Are MARs and counting of medications required for residents who self-administer?
No, although it would be a good practice because it would provide a list of the medications that the resident is taking. If a MAR is maintained, it is also good practice to indicate self-administration on the form, especially if staff document when the resident takes his/her medication, or so staff will know why there is no documentation on the MAR, especially when a resident self-administers some medications but not all of them. The resident’s ability to self-administer should be evaluated on an ongoing basis.
What should happen if a resident or staff member refuses a vaccine required by law?
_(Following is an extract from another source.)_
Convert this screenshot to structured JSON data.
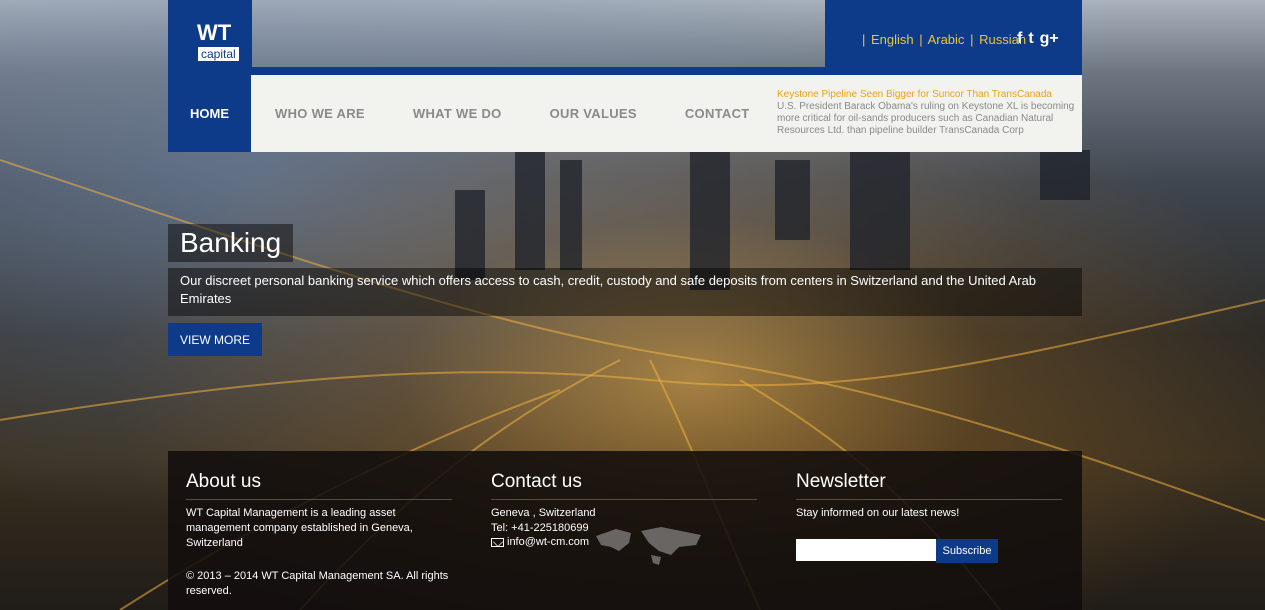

Residents and staff are to be notified of the immunization requirements according GS 131D-9 (pneumococcal vaccine for residents and flu vaccine for residents and employees). The law requires facilities to notify residents and employees of the immunization requirements and request that they be immunized, but they can refuse immunization after being fully informed of the health risks. If a person refuses immunization, the facility must document refusal by, at a minimum, a statement signed by the person refusing immunization stating that he/she was notified of the immunization requirement and fully informed of the health risks of not being immunized. This documentation should be maintained in the resident’s record or personnel file.